Once Dalton Trumbo was welcomed back into the fold as the credited writer of Spartacus, he quickly became one of Douglas’s most trusted creative partners. He performed uncredited rewrites on Town Without Pity—ironically an international co-production—penned the script for The Last Sunset and wrote Lonely Are the Brave.

A modern western rooted in the socio-political ideologies and conflicts of the time, the 1962 film stars Douglas as a Korean War veteran and ranchhand who struggles to find his place in an ever-evolving modern world.

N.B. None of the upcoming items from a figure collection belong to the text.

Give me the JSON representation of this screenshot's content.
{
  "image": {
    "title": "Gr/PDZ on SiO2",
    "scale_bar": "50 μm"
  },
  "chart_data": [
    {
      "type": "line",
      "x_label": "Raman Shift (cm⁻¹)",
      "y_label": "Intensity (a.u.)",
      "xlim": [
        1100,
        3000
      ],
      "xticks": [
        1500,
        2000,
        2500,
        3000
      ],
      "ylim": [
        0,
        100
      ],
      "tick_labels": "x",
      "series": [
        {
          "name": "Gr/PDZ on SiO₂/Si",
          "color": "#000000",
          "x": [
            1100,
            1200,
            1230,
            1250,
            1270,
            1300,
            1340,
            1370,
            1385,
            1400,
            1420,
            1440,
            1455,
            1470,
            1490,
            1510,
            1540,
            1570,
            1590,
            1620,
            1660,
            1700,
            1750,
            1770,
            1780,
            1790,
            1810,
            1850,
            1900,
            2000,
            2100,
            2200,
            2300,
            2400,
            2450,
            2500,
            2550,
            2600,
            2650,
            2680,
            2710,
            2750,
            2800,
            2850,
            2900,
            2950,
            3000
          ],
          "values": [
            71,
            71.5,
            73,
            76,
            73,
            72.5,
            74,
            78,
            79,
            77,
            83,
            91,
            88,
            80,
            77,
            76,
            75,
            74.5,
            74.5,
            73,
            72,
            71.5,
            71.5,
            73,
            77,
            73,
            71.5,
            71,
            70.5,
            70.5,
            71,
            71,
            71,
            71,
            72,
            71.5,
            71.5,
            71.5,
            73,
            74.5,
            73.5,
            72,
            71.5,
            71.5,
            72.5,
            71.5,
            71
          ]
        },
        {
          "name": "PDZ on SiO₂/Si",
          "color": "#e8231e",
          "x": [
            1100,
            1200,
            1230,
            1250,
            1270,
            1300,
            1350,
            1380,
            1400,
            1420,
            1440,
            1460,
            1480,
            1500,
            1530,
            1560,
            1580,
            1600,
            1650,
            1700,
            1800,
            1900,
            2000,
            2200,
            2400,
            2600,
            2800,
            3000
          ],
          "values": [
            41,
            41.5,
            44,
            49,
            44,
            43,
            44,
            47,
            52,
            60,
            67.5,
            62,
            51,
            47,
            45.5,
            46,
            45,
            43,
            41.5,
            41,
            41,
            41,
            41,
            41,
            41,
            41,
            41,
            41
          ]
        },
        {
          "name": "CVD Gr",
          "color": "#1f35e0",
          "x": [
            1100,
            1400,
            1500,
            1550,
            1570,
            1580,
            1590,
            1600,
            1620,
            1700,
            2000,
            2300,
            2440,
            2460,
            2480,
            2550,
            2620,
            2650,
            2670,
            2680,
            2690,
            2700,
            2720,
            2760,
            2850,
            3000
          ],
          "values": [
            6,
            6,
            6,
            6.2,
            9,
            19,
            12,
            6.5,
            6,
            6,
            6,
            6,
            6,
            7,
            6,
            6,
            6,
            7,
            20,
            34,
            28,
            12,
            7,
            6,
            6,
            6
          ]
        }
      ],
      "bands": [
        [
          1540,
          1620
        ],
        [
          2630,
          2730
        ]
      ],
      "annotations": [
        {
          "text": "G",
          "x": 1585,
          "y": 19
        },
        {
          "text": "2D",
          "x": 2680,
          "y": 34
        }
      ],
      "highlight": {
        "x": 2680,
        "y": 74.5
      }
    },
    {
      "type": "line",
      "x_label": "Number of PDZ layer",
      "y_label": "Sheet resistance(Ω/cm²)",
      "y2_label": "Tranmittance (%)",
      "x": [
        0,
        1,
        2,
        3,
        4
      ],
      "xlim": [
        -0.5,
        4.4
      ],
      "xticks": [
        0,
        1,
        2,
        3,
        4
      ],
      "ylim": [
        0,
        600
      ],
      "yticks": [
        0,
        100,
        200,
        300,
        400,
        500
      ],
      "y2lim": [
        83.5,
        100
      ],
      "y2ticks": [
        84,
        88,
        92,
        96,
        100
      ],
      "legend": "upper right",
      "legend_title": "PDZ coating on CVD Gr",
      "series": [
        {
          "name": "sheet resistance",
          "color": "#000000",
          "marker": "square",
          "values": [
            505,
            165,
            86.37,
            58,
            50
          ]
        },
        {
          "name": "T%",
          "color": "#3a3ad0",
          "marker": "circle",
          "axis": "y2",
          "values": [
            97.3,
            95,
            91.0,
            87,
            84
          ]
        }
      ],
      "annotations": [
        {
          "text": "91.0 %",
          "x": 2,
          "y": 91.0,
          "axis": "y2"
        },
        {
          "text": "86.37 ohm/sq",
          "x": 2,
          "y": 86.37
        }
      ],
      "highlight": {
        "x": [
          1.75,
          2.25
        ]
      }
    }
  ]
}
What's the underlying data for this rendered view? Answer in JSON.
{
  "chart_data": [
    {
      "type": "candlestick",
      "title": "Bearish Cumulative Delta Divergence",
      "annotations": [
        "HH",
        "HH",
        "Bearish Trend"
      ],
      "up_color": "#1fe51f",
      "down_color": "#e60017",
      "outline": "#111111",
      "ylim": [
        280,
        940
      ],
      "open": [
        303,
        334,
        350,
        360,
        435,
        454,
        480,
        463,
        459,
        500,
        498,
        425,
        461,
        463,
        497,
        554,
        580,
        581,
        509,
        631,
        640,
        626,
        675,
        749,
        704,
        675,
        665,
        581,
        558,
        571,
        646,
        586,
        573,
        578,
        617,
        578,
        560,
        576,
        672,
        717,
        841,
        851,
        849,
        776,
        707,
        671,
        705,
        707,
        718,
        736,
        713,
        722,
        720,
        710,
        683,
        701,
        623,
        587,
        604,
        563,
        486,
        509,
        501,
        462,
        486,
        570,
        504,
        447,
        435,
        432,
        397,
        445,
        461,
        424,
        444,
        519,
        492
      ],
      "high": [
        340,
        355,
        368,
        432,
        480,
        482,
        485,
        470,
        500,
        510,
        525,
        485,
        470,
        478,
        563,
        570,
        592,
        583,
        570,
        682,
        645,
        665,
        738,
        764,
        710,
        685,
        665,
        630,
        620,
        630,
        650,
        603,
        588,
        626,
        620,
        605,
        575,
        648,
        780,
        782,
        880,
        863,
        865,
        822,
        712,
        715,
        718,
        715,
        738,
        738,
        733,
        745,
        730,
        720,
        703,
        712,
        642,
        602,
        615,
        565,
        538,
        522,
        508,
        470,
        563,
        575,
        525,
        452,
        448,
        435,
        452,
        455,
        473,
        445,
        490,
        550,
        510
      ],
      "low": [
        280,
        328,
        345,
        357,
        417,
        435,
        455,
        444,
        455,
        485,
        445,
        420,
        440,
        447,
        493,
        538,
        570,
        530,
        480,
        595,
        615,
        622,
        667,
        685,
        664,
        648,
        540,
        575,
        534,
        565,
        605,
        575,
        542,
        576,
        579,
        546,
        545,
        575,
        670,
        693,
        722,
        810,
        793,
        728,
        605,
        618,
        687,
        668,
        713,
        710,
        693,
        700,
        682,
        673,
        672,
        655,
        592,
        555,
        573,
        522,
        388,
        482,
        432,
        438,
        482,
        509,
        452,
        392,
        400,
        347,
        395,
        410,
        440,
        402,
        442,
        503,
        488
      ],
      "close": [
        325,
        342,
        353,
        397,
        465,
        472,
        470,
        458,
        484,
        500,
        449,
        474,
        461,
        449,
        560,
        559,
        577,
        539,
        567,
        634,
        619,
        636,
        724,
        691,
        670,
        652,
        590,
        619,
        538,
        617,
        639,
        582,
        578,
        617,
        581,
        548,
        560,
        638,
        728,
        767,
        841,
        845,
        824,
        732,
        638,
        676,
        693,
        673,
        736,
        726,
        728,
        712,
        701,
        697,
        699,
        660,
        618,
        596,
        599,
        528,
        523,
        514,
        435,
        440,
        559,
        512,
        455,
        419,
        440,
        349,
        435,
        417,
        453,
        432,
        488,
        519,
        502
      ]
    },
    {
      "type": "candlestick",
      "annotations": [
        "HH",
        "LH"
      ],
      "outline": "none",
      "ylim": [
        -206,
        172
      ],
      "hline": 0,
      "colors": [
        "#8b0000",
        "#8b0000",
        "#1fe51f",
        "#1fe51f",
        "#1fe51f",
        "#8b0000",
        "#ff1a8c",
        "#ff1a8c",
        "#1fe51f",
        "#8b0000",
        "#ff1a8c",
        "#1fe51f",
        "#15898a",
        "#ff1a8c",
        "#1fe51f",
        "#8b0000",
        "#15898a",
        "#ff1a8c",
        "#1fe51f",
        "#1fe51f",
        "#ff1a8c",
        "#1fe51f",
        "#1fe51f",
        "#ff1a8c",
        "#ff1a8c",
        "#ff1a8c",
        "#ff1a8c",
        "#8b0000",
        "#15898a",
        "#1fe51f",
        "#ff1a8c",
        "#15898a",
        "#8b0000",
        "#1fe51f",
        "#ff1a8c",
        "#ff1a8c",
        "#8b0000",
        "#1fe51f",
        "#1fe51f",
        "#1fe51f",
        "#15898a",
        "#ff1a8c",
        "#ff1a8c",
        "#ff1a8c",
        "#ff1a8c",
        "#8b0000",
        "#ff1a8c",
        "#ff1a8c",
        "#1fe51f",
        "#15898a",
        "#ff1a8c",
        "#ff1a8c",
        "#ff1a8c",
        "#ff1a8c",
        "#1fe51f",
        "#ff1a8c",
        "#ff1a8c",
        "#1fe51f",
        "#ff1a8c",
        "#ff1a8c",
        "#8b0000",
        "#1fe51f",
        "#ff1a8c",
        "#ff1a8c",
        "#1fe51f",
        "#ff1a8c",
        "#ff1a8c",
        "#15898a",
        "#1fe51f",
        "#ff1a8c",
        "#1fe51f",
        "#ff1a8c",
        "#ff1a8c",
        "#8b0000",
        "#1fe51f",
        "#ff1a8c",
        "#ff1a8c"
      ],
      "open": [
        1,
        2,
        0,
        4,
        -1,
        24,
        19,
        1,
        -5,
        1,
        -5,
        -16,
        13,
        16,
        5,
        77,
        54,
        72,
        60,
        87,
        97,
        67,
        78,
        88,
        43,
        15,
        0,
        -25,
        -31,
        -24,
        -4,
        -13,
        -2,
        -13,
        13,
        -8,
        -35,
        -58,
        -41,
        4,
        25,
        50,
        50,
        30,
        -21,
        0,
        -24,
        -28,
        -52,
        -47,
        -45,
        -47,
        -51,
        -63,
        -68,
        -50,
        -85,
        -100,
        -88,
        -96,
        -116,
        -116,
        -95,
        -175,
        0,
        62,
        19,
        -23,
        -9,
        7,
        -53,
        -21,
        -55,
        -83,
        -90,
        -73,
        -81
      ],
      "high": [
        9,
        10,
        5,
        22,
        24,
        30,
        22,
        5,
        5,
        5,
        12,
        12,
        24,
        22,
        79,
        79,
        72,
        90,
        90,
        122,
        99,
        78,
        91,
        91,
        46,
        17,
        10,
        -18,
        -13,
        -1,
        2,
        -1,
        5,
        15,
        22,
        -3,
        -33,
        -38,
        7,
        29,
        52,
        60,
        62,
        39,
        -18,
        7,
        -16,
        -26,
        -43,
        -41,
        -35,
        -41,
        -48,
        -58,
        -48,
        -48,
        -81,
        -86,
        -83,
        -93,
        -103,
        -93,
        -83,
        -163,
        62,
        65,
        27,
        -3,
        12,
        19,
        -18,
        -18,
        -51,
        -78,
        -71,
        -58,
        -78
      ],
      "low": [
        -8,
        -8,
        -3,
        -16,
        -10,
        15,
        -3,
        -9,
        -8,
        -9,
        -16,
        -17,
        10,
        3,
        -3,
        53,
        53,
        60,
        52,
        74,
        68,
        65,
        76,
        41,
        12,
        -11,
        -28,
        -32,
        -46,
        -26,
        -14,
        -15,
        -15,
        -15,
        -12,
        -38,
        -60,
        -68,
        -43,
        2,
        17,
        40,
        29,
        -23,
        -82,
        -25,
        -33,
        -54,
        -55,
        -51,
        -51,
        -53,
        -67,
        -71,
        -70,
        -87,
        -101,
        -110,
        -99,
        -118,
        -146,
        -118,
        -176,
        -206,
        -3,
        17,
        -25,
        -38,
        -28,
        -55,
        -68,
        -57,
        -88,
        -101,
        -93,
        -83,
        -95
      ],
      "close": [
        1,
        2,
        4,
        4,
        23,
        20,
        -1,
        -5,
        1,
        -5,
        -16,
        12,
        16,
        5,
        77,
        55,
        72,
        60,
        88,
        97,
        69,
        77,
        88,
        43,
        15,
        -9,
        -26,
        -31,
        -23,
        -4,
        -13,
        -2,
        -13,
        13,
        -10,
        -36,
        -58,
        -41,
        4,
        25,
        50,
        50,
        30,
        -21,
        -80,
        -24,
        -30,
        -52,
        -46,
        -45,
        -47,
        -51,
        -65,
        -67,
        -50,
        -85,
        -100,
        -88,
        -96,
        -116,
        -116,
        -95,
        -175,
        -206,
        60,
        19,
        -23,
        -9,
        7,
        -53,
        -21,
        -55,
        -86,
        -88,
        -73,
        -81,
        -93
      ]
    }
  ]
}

After being arrested following a barroom brawl, the protagonist escapes from incarceration and heads for the New Mexico hills, becoming the subject of a statewide manhunt.

Douglas was a huge fan of the movie, even if he refused to be drawn on its meaning. “There was a movie that communicated on all levels,” he told Roger Ebert. “Maybe it was anti-establishment, or maybe it was about a kooky cowboy.” The true answer lay somewhere in the middle, but he was at least unequivocal regarding its superiority over anything hailing from outside America.

“A movie like that is so much better than some foreign horseshit about an actor chewing for 20 minutes,” Douglas suggested, frustratingly failing to mention if he’d actually gained first-hand experience of watching a movie where a character does nothing but chow down for an extended period of time. It was the unrestricted film world of the ’60s, though, so it can’t be ruled out by any stretch.

Rugged hero on horseback fighting against small-town societal oppression? Good. Extended takes of people doing nothing, probably shot in black and white and designed to invoke the mundanities of the human condition that were produced outside the good ol’ US of A? Bad, according to Douglas at least.